H_TeXMeX_H · 09-02-2009, 12:27 PM

Well, you can use 'basename' to get just the end file name, for example:

Code:

bash-3.1$ basename /usr/local/bin
bin
bash-3.1$ basename /usr/local /bin
local
bash-3.1$ basename "/usr/local /bin"
bin

blood_ocean · 09-02-2009, 01:21 PM

But I can't pipe that data to basename, can I?

TBC Cosmo · 09-02-2009, 01:26 PM

Use it like this:

Code:

{ ( cd /tmp/dir1; find -exec basename {} \; ); ( cd /tmp/dir2; find -exec basename {} \; ) } | sort | uniq -d > filesystemcomparison

Other half of solution is getting the paths to those dup files.

blood_ocean · 09-02-2009, 02:33 PM

Ah okay well this is great! Thanks for recommending basename tex, looks like it's working good, and thanks for the clarification on syntax with it cosmo, not a lot of documentation in the man files for this one.

So about the second part of this, the problem of how to get back the full pathnames for these filenames I have. Any thoughts? The command finished running after about 15 minutes and left me with a nice list of 20,000 files.
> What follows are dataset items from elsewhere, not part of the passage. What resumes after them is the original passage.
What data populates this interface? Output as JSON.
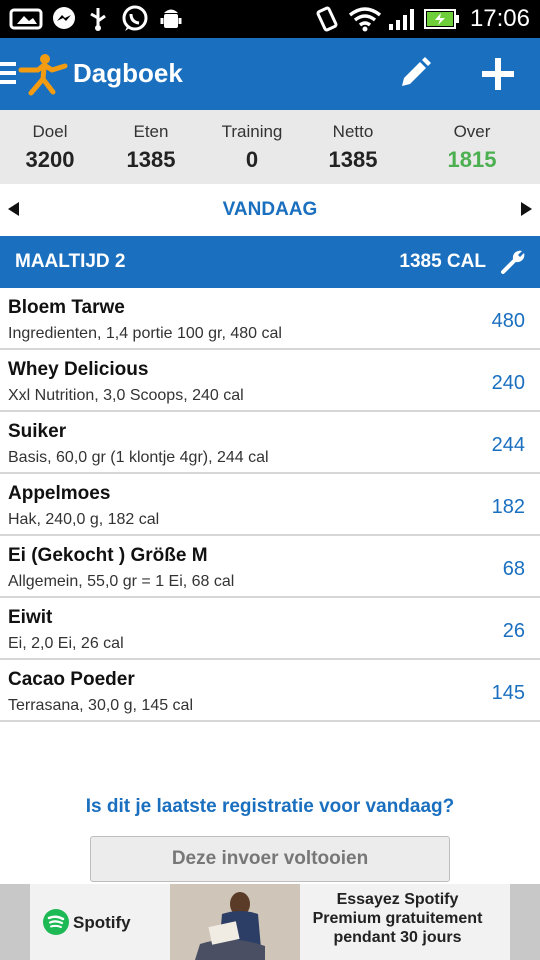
{
  "status_bar": {
    "time": "17:06"
  },
  "app_bar": {
    "title": "Dagboek"
  },
  "summary": [
    {
      "label": "Doel",
      "value": "3200"
    },
    {
      "label": "Eten",
      "value": "1385"
    },
    {
      "label": "Training",
      "value": "0"
    },
    {
      "label": "Netto",
      "value": "1385"
    },
    {
      "label": "Over",
      "value": "1815"
    }
  ],
  "date_nav": {
    "label": "VANDAAG"
  },
  "meal": {
    "name": "MAALTIJD 2",
    "calories": "1385 CAL"
  },
  "foods": [
    {
      "name": "Bloem Tarwe",
      "detail": "Ingredienten, 1,4 portie 100 gr, 480 cal",
      "cal": "480"
    },
    {
      "name": "Whey Delicious",
      "detail": "Xxl Nutrition, 3,0 Scoops, 240 cal",
      "cal": "240"
    },
    {
      "name": "Suiker",
      "detail": "Basis, 60,0 gr (1 klontje 4gr), 244 cal",
      "cal": "244"
    },
    {
      "name": "Appelmoes",
      "detail": "Hak, 240,0 g, 182 cal",
      "cal": "182"
    },
    {
      "name": "Ei (Gekocht ) Größe M",
      "detail": "Allgemein, 55,0 gr = 1 Ei, 68 cal",
      "cal": "68"
    },
    {
      "name": "Eiwit",
      "detail": "Ei, 2,0 Ei, 26 cal",
      "cal": "26"
    },
    {
      "name": "Cacao Poeder",
      "detail": "Terrasana, 30,0 g, 145 cal",
      "cal": "145"
    }
  ],
  "prompt": {
    "question": "Is dit je laatste registratie voor vandaag?",
    "button": "Deze invoer voltooien"
  },
  "ad": {
    "brand": "Spotify",
    "line1": "Essayez Spotify",
    "line2": "Premium gratuitement",
    "line3": "pendant 30 jours"
  },
  "colors": {
    "primary": "#1a6fbf",
    "remaining": "#4caf50",
    "summary_bg": "#e9e9e9"
  }
}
I could do something like run locate on them, right?

Kenhelm · 09-02-2009, 10:26 PM

This method uses GNU sed.
It keeps the full pathnames.

Code:

echo '
/ghj/nm/cvb/file1
/ghj/nm/cvb/file2
/ghj/nm/cvb/file3
/ghj/nm/cvb/file4
/ghj/nm/cvb/file5
/ghj/nm/cvb/file6
/abc/file4
/abc/file3
/qwe/rty/file4
/xyz/file2
/jkl/file3
/mno/file4' |
rev| sort| sed -nr ':a N;s%(^[^/]*/).*\n\1.*%&%p;D;$!ba'| uniq| rev

/ghj/nm/cvb/file2
/xyz/file2
/ghj/nm/cvb/file3
/abc/file3
/jkl/file3
/ghj/nm/cvb/file4
/abc/file4
/mno/file4
/qwe/rty/file4

'rev' reverses the order of the characters in each file name
e.g. '/xyz/file2' becomes '2elif/zyx/'
Sorting the reversed file names brings together those which have the same basename.
The sed command uses a 'sliding window' of two lines in the pattern space.
Only adjacent lines with the same first field (delimited by '/') are printed.
If there are more than two files with the same basename this generates some duplicate lines which are removed with 'uniq'.

blood_ocean · 09-04-2009, 12:06 PM

Sweet, thanks a lot Kenhelm, I've got my pathnames now and everything, and the outputted file is fantastic, I'll be able to really trim down the filesystems now that I have this command.